Many people happily welcome the prospect of a longer life but with one, not so small condition: “So long as I am healthy!” Now a new study of elderly Americans finds that, no matter your race or gender, the number of years in which you may expect to live disability-free is on the rise.

Understanding that an increasing number of people have been living longer, researchers from Harvard University and the National Bureau of Economic Research decided to examine whether the extra time is quality time, so to speak: has disability and morbidity increased along with lifespan?

One of the primarily difficulties when attempting to assess these factors is that seniors live diverse lives: some live with their children, others in institutions, and still others on their own. Most studies dwell on one group or another, which may significantly skew the results. Another issue when surveying seniors is that ‘health’ may be defined in different ways. Should the research simply assess whether seniors are living disease-free? Or should physical functioning be included in the evaluation? Finally, timing is an important but problematic issue in any discussion of health. Diagnosis of a life-threatening illness in the final year of life is very different from receiving the same diagnosis much earlier; how can this be measured when considering the health of the elderly?

Taking all of these considerations into account, the researchers decided to use the Medicare Current Beneficiary Survey (MCBS), as they believed it would be most representative.
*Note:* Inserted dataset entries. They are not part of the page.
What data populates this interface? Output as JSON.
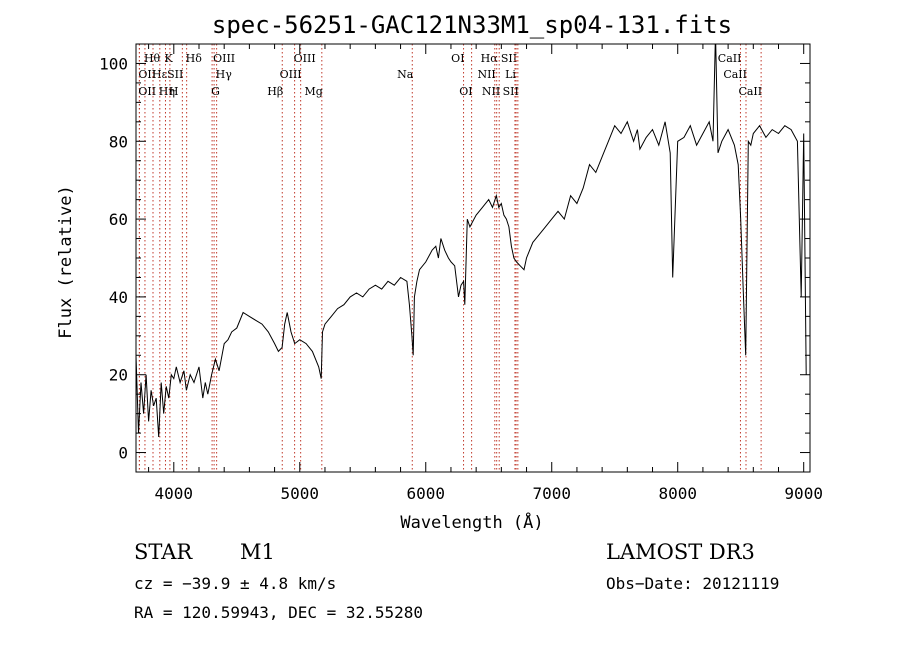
{
  "chart_data": {
    "type": "line",
    "title": "spec-56251-GAC121N33M1_sp04-131.fits",
    "xlabel": "Wavelength (Å)",
    "ylabel": "Flux (relative)",
    "xlim": [
      3700,
      9050
    ],
    "ylim": [
      -5,
      105
    ],
    "xticks": [
      4000,
      5000,
      6000,
      7000,
      8000,
      9000
    ],
    "yticks": [
      0,
      20,
      40,
      60,
      80,
      100
    ],
    "grid": false,
    "line_color": "#000000",
    "marker_color": "#c0392b",
    "series": [
      {
        "name": "flux",
        "x": [
          3700,
          3720,
          3740,
          3760,
          3780,
          3800,
          3820,
          3840,
          3860,
          3880,
          3900,
          3920,
          3940,
          3960,
          3980,
          4000,
          4020,
          4050,
          4080,
          4100,
          4130,
          4160,
          4200,
          4230,
          4250,
          4270,
          4300,
          4330,
          4360,
          4400,
          4430,
          4460,
          4500,
          4550,
          4600,
          4650,
          4700,
          4750,
          4800,
          4830,
          4860,
          4880,
          4900,
          4930,
          4960,
          5000,
          5050,
          5100,
          5150,
          5170,
          5180,
          5200,
          5250,
          5300,
          5350,
          5400,
          5450,
          5500,
          5550,
          5600,
          5650,
          5700,
          5750,
          5800,
          5850,
          5870,
          5890,
          5900,
          5910,
          5930,
          5950,
          6000,
          6050,
          6080,
          6100,
          6120,
          6150,
          6180,
          6200,
          6230,
          6260,
          6280,
          6300,
          6310,
          6330,
          6350,
          6400,
          6450,
          6500,
          6530,
          6560,
          6580,
          6600,
          6620,
          6640,
          6660,
          6680,
          6700,
          6720,
          6750,
          6780,
          6800,
          6850,
          6900,
          6950,
          7000,
          7050,
          7100,
          7150,
          7200,
          7250,
          7300,
          7350,
          7400,
          7450,
          7500,
          7550,
          7600,
          7650,
          7680,
          7700,
          7750,
          7800,
          7850,
          7900,
          7940,
          7960,
          8000,
          8050,
          8100,
          8150,
          8200,
          8250,
          8280,
          8300,
          8320,
          8350,
          8400,
          8450,
          8480,
          8500,
          8520,
          8540,
          8560,
          8580,
          8600,
          8650,
          8700,
          8750,
          8800,
          8850,
          8900,
          8950,
          8980,
          9000,
          9020
        ],
        "y": [
          25,
          5,
          18,
          10,
          20,
          8,
          16,
          12,
          14,
          4,
          18,
          10,
          17,
          14,
          20,
          19,
          22,
          18,
          21,
          16,
          20,
          18,
          22,
          14,
          18,
          15,
          20,
          24,
          21,
          28,
          29,
          31,
          32,
          36,
          35,
          34,
          33,
          31,
          28,
          26,
          27,
          33,
          36,
          31,
          28,
          29,
          28,
          26,
          22,
          19,
          31,
          33,
          35,
          37,
          38,
          40,
          41,
          40,
          42,
          43,
          42,
          44,
          43,
          45,
          44,
          38,
          30,
          25,
          40,
          44,
          47,
          49,
          52,
          53,
          50,
          55,
          52,
          50,
          49,
          48,
          40,
          43,
          44,
          38,
          60,
          58,
          61,
          63,
          65,
          63,
          66,
          63,
          64,
          61,
          60,
          58,
          53,
          50,
          49,
          48,
          47,
          50,
          54,
          56,
          58,
          60,
          62,
          60,
          66,
          64,
          68,
          74,
          72,
          76,
          80,
          84,
          82,
          85,
          80,
          83,
          78,
          81,
          83,
          79,
          85,
          77,
          45,
          80,
          81,
          84,
          79,
          82,
          85,
          80,
          108,
          77,
          80,
          83,
          79,
          74,
          60,
          42,
          25,
          80,
          79,
          82,
          84,
          81,
          83,
          82,
          84,
          83,
          80,
          40,
          82,
          20
        ]
      }
    ],
    "line_markers": [
      {
        "label": "Hθ",
        "x": 3771,
        "row": 0,
        "side": "r"
      },
      {
        "label": "OII",
        "x": 3727,
        "row": 1,
        "side": "r"
      },
      {
        "label": "OII",
        "x": 3727,
        "row": 2,
        "side": "r"
      },
      {
        "label": "Hε",
        "x": 3835,
        "row": 1,
        "side": "r"
      },
      {
        "label": "Hη",
        "x": 3889,
        "row": 2,
        "side": "r"
      },
      {
        "label": "K",
        "x": 3934,
        "row": 0,
        "side": "r"
      },
      {
        "label": "SII",
        "x": 4068,
        "row": 1,
        "side": "l"
      },
      {
        "label": "H",
        "x": 3969,
        "row": 2,
        "side": "r"
      },
      {
        "label": "Hδ",
        "x": 4102,
        "row": 0,
        "side": "r"
      },
      {
        "label": "OIII",
        "x": 4320,
        "row": 0,
        "side": "r"
      },
      {
        "label": "Hγ",
        "x": 4340,
        "row": 1,
        "side": "r"
      },
      {
        "label": "G",
        "x": 4304,
        "row": 2,
        "side": "r"
      },
      {
        "label": "Hβ",
        "x": 4861,
        "row": 2,
        "side": "l"
      },
      {
        "label": "OIII",
        "x": 4959,
        "row": 0,
        "side": "r"
      },
      {
        "label": "OIII",
        "x": 5007,
        "row": 1,
        "side": "l"
      },
      {
        "label": "Mg",
        "x": 5175,
        "row": 2,
        "side": "l"
      },
      {
        "label": "Na",
        "x": 5893,
        "row": 1,
        "side": "l"
      },
      {
        "label": "OI",
        "x": 6300,
        "row": 0,
        "side": "l"
      },
      {
        "label": "OI",
        "x": 6364,
        "row": 2,
        "side": "l"
      },
      {
        "label": "Hα",
        "x": 6563,
        "row": 0,
        "side": "l"
      },
      {
        "label": "NII",
        "x": 6548,
        "row": 1,
        "side": "l"
      },
      {
        "label": "NII",
        "x": 6583,
        "row": 2,
        "side": "l"
      },
      {
        "label": "SII",
        "x": 6717,
        "row": 0,
        "side": "l"
      },
      {
        "label": "Li",
        "x": 6708,
        "row": 1,
        "side": "l"
      },
      {
        "label": "SII",
        "x": 6731,
        "row": 2,
        "side": "l"
      },
      {
        "label": "CaII",
        "x": 8498,
        "row": 0,
        "side": "l"
      },
      {
        "label": "CaII",
        "x": 8542,
        "row": 1,
        "side": "l"
      },
      {
        "label": "CaII",
        "x": 8662,
        "row": 2,
        "side": "l"
      }
    ]
  },
  "info": {
    "object_class": "STAR",
    "subclass": "M1",
    "survey": "LAMOST DR3",
    "cz": "cz = −39.9 ± 4.8 km/s",
    "obs_date": "Obs−Date: 20121119",
    "radec": "RA = 120.59943, DEC =  32.55280"
  }
}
Because of the large sample size, with over 10,000 individuals annually, the MCBS allowed for a comprehensive view of the elderly population between 1991 and 2009 while also including morbidity measures during that same period.

Daily Living

Most senior care providers categorize “activities of daily living” (ADL) as basic, routine tasks that people need to perform each day. Being able to do so, without assistance, is not only a measure of physical function but also a measure of well-being. Generally, health professionals consider these essential tasks to consist of eating, bathing, brushing teeth, dressing, walking, and more. Another set of tasks is known among professionals as “instrumental activities of daily living” (IADL) and this list of less basic though very necessary duties of self-care generally includes preparing meals, maintaining the home, managing finances, shopping, using the telephone, and using transportation.

The researchers found that among seniors during the years from 1991 to 2009, the incidence of very severe impairments — limitations in ADLs or IADLs — fell for those not near the end of life, as did the more severe functional limitations.
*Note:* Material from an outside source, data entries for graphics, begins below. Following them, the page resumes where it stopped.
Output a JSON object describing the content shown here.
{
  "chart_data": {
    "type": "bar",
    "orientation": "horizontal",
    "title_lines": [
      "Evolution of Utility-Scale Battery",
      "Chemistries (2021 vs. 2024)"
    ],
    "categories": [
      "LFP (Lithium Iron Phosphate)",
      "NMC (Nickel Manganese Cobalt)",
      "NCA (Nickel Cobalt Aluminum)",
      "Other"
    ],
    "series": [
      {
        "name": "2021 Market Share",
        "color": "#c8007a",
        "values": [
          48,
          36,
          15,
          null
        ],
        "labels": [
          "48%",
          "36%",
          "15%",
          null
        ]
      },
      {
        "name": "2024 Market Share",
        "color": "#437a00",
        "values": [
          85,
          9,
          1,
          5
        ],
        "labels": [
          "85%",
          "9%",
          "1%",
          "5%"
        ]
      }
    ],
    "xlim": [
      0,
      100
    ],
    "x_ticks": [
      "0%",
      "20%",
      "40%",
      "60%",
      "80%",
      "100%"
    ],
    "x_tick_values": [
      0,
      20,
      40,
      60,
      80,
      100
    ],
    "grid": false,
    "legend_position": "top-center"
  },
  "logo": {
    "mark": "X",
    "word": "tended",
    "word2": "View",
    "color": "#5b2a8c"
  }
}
“People have more diseases than they used to, but the severe disablement that disease used to imply has been reduced,” the researchers wrote. So, despite the fact that overall disease prevalence may be rising and that many seniors experience less severe functional limitations, such as the ability to bend or kneel, more people are living more years in which they can perform ADL and IADL without assistance.

“Our major conclusion is that time spent in poor physical functioning is being increasingly compressed into the period just before death,” the researchers wrote.

Specifically, they found about 80 percent of seniors near death have at least one major condition, yet this percentage has been relatively constant over the time of the study. The most common major disease is heart disease (38 percent), while cancer affects about 25 percent, as does Alzheimer’s disease, pulmonary disease, and the recoverable acute conditions of heart attack and stroke.

General Improvement

Similarly, functional limitations (bending, for instance, or kneeling) remained relatively constant over time, declining by only 2.7 percent between 1991 and 2009. However, the prevalence of people living with ADL or IADL impairments declined quite dramatically: 22 percent, between 1991 and 2009, with somewhat greater declines for ADL disability than IADL disability. Furthermore, the authors found that this decline in disabled life expectancy was similar across all races, though greater for women than for men. That said, men are also living disability-free for longer.

Disease-free survival increased among seniors during the years between 1991 and 2009 as well, although so did survival with a major disease. Of the total increase in life expectancy of 0.7 years that occurred during the studied period, 0.6 years was associated with disease-free survival while 0.1 years was associated with additional life with major disease.

Considering the positive gains in disability-free life and disease-free survival, the authors questioned why this has occurred. “How much of this trend is a result of medical care versus other social and environmental factors?” the authors wrote. Acknowledging the current results do not speak to this issue, they suggest questions of causality be pursued in subsequent research.